Good nuance. Okay. Moving beyond Emirates. In the broader S and P 500, which might be seen as overvalued overall, did our sources flag any specific high quality value stocks, ones that might pass the sort of don't lose money test if this marginal bubble pops?

Penny:

Yeah, the focus was definitely on defensive, less cyclical sectors. Healthcare names came up strong companies like United Health, UNH, and Merck MRK.

Roy:

Why that?

Penny:

Well, they provide essential services and products. People need healthcare, they need medicines. Generally, regardless of whether the economy is booming or busting, that provides a certain level of stability.

Roy:

Makes sense. Any other standout?

Penny:

The real valuation outlier mentioned was Comcast, CMCSA.

Roy:

Comcast, the cable and Internet giant.

Penny:

Yeah. It was trading at a price to earnings ratio, a PE, of just 5.24.

Roy:

5.24. That's incredibly low for a large cap stock.

Penny:

It's stunningly low, especially when you consider what they own essential broadband infrastructure. High speed Internet is practically a utility now. Households don't easily cut it even in a recession.

Roy:

Right.

Penny:

Yet the market was pricing Comcast like it was some dying, highly cyclical business. Yeah. It made it stand out as possibly one of the absolute cheapest defensive plays in the entire S and P 500, a potential anchor for stability.

Roy:

Okay. Let's bring it all together now. The market's final bet as Q three closed.

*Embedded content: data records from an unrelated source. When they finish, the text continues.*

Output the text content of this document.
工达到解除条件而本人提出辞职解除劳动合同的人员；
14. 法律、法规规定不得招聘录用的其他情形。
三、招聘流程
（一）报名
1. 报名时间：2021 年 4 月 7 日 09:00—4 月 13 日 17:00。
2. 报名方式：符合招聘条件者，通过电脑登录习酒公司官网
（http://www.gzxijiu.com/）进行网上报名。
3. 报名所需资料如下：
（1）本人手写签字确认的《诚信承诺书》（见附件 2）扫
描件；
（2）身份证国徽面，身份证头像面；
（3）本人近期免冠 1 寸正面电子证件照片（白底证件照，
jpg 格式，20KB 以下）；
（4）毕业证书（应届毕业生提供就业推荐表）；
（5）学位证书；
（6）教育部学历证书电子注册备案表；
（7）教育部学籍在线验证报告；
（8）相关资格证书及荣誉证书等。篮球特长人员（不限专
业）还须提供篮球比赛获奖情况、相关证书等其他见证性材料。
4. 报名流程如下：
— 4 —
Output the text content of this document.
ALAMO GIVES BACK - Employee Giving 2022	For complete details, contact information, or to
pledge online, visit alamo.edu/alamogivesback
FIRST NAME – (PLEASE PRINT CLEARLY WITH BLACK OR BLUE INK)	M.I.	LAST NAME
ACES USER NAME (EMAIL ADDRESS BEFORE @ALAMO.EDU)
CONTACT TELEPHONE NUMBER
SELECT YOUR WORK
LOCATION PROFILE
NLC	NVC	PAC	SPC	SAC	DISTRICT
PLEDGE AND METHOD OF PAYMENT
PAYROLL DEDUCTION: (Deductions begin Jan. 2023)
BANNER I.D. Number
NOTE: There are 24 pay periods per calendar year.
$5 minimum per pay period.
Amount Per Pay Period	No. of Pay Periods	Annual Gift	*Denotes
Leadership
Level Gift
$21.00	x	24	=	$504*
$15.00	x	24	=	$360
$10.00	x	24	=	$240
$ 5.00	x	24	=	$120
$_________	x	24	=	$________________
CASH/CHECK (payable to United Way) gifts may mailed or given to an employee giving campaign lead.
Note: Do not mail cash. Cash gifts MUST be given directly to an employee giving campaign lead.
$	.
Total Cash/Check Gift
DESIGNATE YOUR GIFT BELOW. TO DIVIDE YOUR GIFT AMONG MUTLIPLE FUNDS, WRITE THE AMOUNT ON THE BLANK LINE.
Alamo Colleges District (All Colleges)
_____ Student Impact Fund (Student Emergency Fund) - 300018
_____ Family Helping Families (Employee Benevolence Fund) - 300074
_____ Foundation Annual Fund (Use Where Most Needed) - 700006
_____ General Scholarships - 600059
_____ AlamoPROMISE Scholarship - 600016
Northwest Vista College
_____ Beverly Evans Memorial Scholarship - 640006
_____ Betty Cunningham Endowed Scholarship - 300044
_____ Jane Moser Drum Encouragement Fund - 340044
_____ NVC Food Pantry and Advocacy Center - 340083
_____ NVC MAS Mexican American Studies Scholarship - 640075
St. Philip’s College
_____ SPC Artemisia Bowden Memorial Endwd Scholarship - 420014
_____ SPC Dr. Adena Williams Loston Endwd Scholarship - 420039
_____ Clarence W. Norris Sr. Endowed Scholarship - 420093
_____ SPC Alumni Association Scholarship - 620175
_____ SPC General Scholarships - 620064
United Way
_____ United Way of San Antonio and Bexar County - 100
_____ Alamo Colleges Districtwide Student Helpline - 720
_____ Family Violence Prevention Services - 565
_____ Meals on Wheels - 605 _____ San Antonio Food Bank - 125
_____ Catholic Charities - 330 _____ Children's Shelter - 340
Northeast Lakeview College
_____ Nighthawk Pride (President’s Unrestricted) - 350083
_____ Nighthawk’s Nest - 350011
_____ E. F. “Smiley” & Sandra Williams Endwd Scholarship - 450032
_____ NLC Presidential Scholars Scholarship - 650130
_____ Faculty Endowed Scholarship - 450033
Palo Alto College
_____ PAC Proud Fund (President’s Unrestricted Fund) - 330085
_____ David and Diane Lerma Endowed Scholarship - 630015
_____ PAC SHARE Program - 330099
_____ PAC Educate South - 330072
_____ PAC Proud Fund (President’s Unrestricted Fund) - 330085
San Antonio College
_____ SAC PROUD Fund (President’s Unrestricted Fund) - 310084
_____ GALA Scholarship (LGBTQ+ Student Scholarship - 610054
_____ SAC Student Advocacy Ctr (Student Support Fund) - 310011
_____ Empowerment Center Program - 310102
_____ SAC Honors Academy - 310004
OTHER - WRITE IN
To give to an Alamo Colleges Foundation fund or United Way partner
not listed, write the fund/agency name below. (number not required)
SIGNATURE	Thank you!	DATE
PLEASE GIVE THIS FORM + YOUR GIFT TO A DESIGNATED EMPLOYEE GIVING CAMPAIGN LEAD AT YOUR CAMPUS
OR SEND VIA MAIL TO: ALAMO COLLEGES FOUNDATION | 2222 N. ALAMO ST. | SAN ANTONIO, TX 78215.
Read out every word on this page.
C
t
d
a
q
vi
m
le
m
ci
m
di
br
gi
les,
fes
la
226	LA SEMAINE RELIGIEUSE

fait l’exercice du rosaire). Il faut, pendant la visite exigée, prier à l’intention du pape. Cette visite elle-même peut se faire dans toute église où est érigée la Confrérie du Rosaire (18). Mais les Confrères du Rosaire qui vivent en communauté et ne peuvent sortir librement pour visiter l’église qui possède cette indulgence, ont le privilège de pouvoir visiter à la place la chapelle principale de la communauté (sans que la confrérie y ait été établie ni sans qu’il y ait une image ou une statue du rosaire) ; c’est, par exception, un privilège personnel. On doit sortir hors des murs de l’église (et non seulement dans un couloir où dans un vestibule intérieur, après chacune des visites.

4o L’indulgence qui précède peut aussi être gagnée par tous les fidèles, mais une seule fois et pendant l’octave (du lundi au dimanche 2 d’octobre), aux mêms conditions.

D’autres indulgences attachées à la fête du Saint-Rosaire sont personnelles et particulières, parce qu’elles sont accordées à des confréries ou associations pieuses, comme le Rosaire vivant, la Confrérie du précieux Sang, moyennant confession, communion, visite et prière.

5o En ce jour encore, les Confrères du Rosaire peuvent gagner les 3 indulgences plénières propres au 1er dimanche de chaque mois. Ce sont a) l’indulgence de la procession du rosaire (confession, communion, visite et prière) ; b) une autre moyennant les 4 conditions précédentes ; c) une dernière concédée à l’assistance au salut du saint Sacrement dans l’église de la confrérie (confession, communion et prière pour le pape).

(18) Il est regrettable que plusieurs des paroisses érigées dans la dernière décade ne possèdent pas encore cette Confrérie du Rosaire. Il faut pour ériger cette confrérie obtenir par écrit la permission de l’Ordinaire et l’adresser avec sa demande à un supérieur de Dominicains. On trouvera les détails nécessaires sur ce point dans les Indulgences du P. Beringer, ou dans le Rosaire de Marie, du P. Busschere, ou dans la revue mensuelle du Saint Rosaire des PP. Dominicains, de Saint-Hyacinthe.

Despite all this turmoil we've discussed, the shutdown threat, collapsing consumer confidence, weak industrial data, the market actually closed up modestly on that final Tuesday, didn't it? Capping the S and P five hundred's best September in fifteen years.

Penny:

It did. And it tells you what the market really focused on. It was making a very clear, almost binary bet.

Roy:

Which was?

Penny:

It looked at all that weak economic data, the consumer confidence drop, the terrible PMI reading, the industrial contraction, and it didn't see proof of a coming recession to fear.

Roy:

No. What did it see?

Penny:

It saw confirmation. Confirmation that the economy was finally slowing down enough to force the Federal Reserve to act, to cut interest rates.

Roy:

Ah, the classic bad news is good news for the market.

Penny:

Exactly. That weak data directly caused the market's perceived probability of an October rate cut to just skyrocket. It hit something like 96.7% by the close.

Roy:

96.7% chance priced in for a rate cut.

Penny:

Yeah. The entire market's conviction seemed laser focused on the belief that the Fed would ease policy that cheaper money was coming and that this cheaper money would somehow validate or sustain that $4,320,000,000,000 in paper wealth generated during the quarter.

Roy:

So the bottom line is, the market chose to ignore the underlying economic fragility and bet everything on the Fed stepping in.

Penny:

That's the essence of it. We started this discussion talking about the core conflict, that $60,000,000,000,000 illusion of market wealth resting precariously on a consumer sentiment reality reading of just 94.2, belief right now is trumping the numbers.

Roy:

Okay. So as we wrap up this deep dive, let's leave our listeners with that final provocative thought to chew on. The market seemed comfortable ignoring the political risk of the shutdown itself, but the real danger might actually lie ahead in October. What actually happens when the Federal Reserve has to make that critical rate decision, the one the market is already 96.7% certain about, but potentially has to do it while flying completely blind? What happens when the jobs report the key economic releases they rely on are potentially unavailable because of that data blackout?

Penny:

The information lifeline gets cut.

Roy:

Exactly. The true test really begins when market believe has to confront reality and the very numbers needed to measure that reality. Well, might simply not exist.